Um diese Ideen zu testen, führten wir eine große und ehrgeizige Studie durch, in der 22 Jahre öffentlich zugänglicher psychologischer, soziologischer und demografischer Daten aus mehreren Wellen des World Values Survey, des European Social Survey und des Latino Barometer untersucht wurden. Diese drei Datensätze umfassten zusammen mehr als 338.000 Befragte in 100 Ländern auf der ganzen Welt.

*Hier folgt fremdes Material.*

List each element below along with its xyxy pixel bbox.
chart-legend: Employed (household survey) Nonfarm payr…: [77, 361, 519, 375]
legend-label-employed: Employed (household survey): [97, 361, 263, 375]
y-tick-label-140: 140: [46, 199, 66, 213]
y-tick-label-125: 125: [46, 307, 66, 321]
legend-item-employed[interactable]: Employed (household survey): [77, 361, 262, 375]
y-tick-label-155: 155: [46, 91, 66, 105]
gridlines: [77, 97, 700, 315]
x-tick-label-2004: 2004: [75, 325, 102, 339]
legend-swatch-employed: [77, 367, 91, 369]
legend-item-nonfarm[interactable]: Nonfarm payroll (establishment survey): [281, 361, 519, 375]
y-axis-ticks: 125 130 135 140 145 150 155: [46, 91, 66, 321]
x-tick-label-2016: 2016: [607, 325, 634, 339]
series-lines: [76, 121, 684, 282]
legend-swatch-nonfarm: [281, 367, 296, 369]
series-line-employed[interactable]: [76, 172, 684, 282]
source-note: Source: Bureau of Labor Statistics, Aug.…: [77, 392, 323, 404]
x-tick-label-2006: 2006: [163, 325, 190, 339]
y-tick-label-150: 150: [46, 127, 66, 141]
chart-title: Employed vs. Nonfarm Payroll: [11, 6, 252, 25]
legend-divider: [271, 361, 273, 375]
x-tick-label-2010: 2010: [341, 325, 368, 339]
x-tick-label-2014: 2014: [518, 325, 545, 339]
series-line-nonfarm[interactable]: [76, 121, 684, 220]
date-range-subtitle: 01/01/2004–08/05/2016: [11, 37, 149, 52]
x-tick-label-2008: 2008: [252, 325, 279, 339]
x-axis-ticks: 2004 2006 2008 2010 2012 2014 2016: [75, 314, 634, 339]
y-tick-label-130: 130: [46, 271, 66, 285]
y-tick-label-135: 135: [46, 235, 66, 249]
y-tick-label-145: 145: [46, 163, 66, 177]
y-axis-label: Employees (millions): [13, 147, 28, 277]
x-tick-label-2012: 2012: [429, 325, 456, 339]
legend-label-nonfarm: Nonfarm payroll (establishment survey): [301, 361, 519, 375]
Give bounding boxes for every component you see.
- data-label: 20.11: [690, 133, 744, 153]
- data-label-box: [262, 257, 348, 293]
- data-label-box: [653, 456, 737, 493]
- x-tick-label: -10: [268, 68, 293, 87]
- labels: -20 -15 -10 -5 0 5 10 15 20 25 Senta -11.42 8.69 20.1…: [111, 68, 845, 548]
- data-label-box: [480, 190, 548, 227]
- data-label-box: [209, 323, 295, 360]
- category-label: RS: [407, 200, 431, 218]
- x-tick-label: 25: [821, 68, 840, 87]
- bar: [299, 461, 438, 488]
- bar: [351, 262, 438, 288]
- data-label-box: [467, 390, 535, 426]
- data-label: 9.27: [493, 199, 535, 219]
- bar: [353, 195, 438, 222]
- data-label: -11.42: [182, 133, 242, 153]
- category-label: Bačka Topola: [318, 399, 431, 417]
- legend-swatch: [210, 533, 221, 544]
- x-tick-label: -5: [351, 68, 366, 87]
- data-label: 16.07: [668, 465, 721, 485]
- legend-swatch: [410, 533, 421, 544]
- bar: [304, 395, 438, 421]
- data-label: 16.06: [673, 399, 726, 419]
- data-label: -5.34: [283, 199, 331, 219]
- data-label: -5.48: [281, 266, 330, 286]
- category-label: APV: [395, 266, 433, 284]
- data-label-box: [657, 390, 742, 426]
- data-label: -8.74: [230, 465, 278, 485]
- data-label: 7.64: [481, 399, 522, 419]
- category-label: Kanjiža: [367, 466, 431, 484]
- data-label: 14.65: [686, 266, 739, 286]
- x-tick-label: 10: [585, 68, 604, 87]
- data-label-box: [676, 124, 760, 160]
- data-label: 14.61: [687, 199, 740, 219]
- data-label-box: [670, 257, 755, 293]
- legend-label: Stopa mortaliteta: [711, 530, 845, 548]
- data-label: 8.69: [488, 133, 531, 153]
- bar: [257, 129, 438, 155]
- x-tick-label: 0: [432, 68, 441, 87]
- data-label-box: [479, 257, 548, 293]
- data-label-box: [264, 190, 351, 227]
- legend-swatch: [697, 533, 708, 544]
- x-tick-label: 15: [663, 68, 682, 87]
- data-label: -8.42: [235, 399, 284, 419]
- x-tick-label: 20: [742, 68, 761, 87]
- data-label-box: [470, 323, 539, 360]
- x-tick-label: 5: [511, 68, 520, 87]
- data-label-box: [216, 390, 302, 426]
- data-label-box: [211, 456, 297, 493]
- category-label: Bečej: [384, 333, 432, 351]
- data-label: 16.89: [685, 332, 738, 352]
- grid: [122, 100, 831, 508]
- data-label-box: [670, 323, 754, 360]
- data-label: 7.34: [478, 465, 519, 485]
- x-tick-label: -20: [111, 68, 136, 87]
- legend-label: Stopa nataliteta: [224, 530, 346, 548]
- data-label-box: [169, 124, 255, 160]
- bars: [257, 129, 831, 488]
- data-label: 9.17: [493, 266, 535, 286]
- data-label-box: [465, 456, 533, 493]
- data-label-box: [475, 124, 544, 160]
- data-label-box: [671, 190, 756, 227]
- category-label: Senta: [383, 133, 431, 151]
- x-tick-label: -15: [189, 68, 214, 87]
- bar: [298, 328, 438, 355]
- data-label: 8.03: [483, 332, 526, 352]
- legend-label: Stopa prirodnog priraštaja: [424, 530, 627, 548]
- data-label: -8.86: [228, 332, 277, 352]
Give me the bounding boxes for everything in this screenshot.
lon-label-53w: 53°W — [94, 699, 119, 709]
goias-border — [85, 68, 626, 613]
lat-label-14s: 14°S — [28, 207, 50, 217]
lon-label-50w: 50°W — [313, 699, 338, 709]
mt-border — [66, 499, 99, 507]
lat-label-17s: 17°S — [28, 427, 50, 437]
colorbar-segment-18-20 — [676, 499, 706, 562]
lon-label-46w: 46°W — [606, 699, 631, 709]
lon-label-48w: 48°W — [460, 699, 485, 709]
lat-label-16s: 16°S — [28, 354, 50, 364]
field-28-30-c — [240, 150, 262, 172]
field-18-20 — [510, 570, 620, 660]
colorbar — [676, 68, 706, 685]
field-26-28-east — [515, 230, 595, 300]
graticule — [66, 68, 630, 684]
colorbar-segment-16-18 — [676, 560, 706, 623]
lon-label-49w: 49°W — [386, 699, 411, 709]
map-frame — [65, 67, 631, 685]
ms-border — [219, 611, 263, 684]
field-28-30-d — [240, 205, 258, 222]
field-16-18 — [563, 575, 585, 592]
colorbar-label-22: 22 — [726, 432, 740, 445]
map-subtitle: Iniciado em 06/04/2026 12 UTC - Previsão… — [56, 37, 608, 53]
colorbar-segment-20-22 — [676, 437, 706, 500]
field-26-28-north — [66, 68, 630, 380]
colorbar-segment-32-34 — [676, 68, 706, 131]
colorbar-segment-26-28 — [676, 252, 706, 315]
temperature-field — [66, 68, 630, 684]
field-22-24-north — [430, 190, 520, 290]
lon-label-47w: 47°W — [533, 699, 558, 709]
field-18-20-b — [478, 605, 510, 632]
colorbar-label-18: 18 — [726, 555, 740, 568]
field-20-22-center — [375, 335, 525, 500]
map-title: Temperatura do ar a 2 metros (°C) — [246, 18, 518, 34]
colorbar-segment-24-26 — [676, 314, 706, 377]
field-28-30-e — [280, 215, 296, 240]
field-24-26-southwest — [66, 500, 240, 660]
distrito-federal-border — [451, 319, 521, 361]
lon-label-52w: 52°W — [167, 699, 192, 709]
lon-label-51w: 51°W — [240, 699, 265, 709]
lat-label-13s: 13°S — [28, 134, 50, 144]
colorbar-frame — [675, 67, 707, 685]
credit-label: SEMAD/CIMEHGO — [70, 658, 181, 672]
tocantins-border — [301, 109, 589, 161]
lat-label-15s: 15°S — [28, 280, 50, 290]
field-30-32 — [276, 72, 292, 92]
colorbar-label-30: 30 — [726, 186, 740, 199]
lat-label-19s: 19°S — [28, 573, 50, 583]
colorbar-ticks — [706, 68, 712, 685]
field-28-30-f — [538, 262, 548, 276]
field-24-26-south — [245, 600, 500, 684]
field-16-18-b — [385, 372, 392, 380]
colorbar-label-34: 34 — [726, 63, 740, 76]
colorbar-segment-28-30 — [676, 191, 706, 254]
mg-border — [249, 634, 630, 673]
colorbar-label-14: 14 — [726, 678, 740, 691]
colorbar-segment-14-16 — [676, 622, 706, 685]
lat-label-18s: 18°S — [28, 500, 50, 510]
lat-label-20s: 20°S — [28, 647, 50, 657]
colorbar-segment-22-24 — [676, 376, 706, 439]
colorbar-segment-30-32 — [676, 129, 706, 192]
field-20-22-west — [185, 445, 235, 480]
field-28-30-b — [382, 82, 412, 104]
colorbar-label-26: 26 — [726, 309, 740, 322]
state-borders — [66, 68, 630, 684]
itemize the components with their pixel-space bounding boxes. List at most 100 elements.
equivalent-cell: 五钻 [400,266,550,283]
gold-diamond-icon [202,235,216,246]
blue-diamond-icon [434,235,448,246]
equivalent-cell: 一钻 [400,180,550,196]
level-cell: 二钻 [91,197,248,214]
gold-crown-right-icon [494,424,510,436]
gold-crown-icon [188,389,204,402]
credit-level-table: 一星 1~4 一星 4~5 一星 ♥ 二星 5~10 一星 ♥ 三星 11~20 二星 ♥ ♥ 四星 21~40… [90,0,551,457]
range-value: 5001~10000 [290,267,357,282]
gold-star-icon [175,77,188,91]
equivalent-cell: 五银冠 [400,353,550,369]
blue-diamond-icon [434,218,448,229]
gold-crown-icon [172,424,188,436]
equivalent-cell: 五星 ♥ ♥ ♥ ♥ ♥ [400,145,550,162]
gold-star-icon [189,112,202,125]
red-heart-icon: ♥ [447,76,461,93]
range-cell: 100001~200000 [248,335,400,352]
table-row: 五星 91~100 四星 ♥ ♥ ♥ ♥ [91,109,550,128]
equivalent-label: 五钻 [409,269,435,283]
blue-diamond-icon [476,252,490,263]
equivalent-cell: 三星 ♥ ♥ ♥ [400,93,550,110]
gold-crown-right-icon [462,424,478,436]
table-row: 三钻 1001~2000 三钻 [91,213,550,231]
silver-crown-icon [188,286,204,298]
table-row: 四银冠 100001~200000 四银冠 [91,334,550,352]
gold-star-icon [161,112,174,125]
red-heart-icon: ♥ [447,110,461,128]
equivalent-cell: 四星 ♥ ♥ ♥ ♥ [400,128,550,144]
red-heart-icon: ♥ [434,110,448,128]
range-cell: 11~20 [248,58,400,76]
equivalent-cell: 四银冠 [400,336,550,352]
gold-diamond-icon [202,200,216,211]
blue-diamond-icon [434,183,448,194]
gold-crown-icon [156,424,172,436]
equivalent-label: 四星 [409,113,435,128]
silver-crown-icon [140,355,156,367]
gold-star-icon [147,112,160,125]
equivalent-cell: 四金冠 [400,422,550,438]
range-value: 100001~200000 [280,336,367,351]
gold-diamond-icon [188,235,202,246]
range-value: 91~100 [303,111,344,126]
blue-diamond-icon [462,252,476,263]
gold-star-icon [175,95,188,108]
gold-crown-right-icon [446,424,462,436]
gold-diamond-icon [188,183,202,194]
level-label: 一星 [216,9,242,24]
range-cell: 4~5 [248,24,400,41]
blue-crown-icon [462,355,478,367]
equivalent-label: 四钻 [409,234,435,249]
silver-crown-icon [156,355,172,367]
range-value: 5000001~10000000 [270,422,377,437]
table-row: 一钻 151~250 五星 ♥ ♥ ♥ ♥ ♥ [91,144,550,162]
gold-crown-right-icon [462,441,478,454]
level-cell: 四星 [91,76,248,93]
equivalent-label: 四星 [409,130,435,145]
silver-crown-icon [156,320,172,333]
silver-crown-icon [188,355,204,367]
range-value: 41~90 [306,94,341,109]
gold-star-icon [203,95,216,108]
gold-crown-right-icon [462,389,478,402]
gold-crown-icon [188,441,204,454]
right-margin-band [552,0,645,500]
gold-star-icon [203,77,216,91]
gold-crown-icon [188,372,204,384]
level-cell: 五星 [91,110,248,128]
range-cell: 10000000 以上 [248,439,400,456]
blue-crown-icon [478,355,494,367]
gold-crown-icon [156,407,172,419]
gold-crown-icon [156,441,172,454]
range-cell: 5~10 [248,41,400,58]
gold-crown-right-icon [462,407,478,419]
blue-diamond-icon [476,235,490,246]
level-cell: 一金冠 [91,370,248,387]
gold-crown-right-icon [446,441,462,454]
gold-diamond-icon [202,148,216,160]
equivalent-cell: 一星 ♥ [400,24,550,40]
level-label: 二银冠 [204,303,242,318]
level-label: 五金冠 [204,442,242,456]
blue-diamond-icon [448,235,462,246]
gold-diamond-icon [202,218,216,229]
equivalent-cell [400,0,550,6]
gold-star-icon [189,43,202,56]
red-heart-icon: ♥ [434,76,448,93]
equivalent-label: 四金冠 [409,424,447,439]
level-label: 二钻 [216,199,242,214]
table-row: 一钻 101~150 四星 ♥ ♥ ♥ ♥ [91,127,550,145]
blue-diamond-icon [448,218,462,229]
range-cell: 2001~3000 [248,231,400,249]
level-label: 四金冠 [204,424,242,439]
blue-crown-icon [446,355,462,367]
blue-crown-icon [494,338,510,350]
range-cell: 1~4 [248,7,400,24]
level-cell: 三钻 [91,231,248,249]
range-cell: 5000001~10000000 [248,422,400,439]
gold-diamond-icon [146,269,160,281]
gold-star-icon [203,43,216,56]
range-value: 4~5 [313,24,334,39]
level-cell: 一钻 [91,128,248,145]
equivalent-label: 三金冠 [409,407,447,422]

Wir nutzten diese Daten, um die kurz- und langfristigen Auswirkungen der religiösen Vielfalt auf die wahrgenommene Lebensqualität der Menschen im Zeitverlauf zu analysieren.
Gute Dinge kommen …
Wie angenommen, haben wir herausgefunden, dass Individuen kurzfristig negativ auf Veränderungen in der religiösen Vielfalt reagieren und einen Einbruch ihrer Lebensqualität erleben. Im Laufe der Zeit passten sich die Menschen jedoch an die Veränderungen in der Gesellschaft an und begannen, die Vorteile der Vielfalt zu nutzen, so dass die Lebensqualität wieder das ursprüngliche Niveau erreichte.
Warum ist dies der Fall? Um diese Frage zu beantworten, haben wir die psychologischen Mechanismen untersucht, die an diesen Prozessen beteiligt sind. Wir fanden heraus, dass die anfänglichen negativen Auswirkungen auf eine Verringerung des Vertrauens in andere Menschen in den Ländern zurückzuführen sind, in denen die religiöse Vielfalt zunimmt. Doch nach einem Zeitraum von vier bis acht Jahren begannen die Menschen zu berichten, dass sie mit Menschen unterschiedlicher Herkunft zusammenkommen, was ihr Vertrauen in andere Menschen stärkt und sich positiv auf ihre Lebensqualität auswirkt. Wichtig ist, dass der anfängliche negative Effekt, wonach Vielfalt mit geringerem Vertrauen verbunden war, durch den positiven Effekt der Mischung mit Mitgliedern verschiedener Gruppen vollständig aufgehoben wurde.
Unsere Ergebnisse zeigen, dass Menschen trotz anfänglicher Widerstände mit den dokumentierten Herausforderungen der Vielfalt fertig werden können. Sie zeigen auch, dass wir, wenn wir uns nur auf die kurze Frist konzentrieren, eine ungenaue, pessimistische Schlussfolgerung über die Auswirkungen der Vielfalt ziehen könnten. Eine Zunahme der Vielfalt bietet den Mitgliedern verschiedener Gruppen die Möglichkeit, miteinander in Kontakt zu treten, sich kennenzulernen und zusammenzuarbeiten. Und wenn dies geschieht, übertrumpft dieser positive Effekt der Vielfalt die anfänglichen Herausforderungen.